Our previous post explained the Bystander Effect and introduced Bystander Intervention Training. It also listed the following familiar situations related to online bullying and harassment at workplaces:
- A workmate sends out an email mocking a colleague whilst leaving that person out of the mail trail.
- Under the guise of humor, inappropriate comments about a person’s gender are posted publicly on your office WhatsApp group chat.
- A colleague from a particular community is subtly denied opportunities to speak or present by your manager during video conferencing calls.
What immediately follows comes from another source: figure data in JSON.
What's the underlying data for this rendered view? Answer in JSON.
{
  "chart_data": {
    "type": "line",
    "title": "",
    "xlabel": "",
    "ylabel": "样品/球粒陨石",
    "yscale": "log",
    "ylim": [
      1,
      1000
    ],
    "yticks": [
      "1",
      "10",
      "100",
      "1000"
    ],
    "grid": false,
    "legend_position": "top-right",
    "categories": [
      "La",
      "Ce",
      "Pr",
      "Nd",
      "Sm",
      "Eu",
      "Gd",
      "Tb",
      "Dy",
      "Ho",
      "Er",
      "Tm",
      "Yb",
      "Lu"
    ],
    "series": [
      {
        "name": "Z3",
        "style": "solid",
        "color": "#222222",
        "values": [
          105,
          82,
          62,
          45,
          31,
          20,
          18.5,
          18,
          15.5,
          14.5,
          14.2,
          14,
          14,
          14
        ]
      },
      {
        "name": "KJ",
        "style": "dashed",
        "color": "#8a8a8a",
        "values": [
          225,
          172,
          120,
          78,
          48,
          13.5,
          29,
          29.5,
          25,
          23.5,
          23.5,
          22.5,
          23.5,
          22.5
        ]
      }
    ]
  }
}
4 Ds of Bystander Intervention
Bystander Intervention Training lists ways in which an onlooker can act to mitigate crime without harming himself/ herself or the victim. While each program can be tailored differently to suit specific contexts, here is an overview of key steps when dealing with in-person situations:
- Distract. Distract the harasser with a random question (like asking for directions or the time) to diffuse an uncomfortable situation or invite the person being harassed to join you and step away to safety. Example: “Hi, if that’s bothering you, would you like to join me here?” or “Please come with me, someone is asking for you.”
- Delegate. Inform any nearby authority that can handle the situation by saying, “This person is being harassed. Please help them.” It could be a supervisor, store manager, bus driver, mall cop, etc. Try not to call law enforcement, unless specifically asked to.
- Direct. If needed and if it is safe for you, directly call out the situation to make the harasser aware. With a calm and assertive tone, try saying to the harasser, “Hey, that isn’t appropriate” or “Leave him/ her alone.” Addressing the person being harmed with statements like, “Are you ok?” or “Would you like me to call someone?” can clarify/ prompt how you can help.
- Document. If someone else has intervened with any of the above 3Ds, capturing proof can be helpful for the victim. This can be pictures, videos, or voice recordings. Be subtle but capture clear proof of the location, harasser, and what is being said/ done. Share evidence only with the person being harmed.
How to use Bystander Intervention Training in a hyper-digital, physically distanced world?
Applying these 4Ds to any of the 3 situations mentioned at the beginning gives us some tools to use in the presence of online bullying or cyber harassment. Here is what we can do:
- Respond to the email/ chat discussing an unrelated topic to alter the course of conversation.
- Inform HR, chat admins or supervisors about the harassment so that they can enforce company policies as needed.
- DM the harasser to let them know that their actions and words are being observed and are not appropriate on that forum or as per workplace culture. One can also DM the person being harassed and let them know that the behavior demonstrated to them is inappropriate and has been noticed.
- Take a screenshot (for chats) or a recording (for voice notes, voice calls, or group video calls) of the texts, words, or actions, and share this only with the person being harmed so they can decide what action they would like to take.
In real life, being an active bystander is not about inciting more violence but about getting the person being harmed to safety. In the workplace – physical or online – it is about fostering safe and respectful environments and a positive culture where all people can thrive.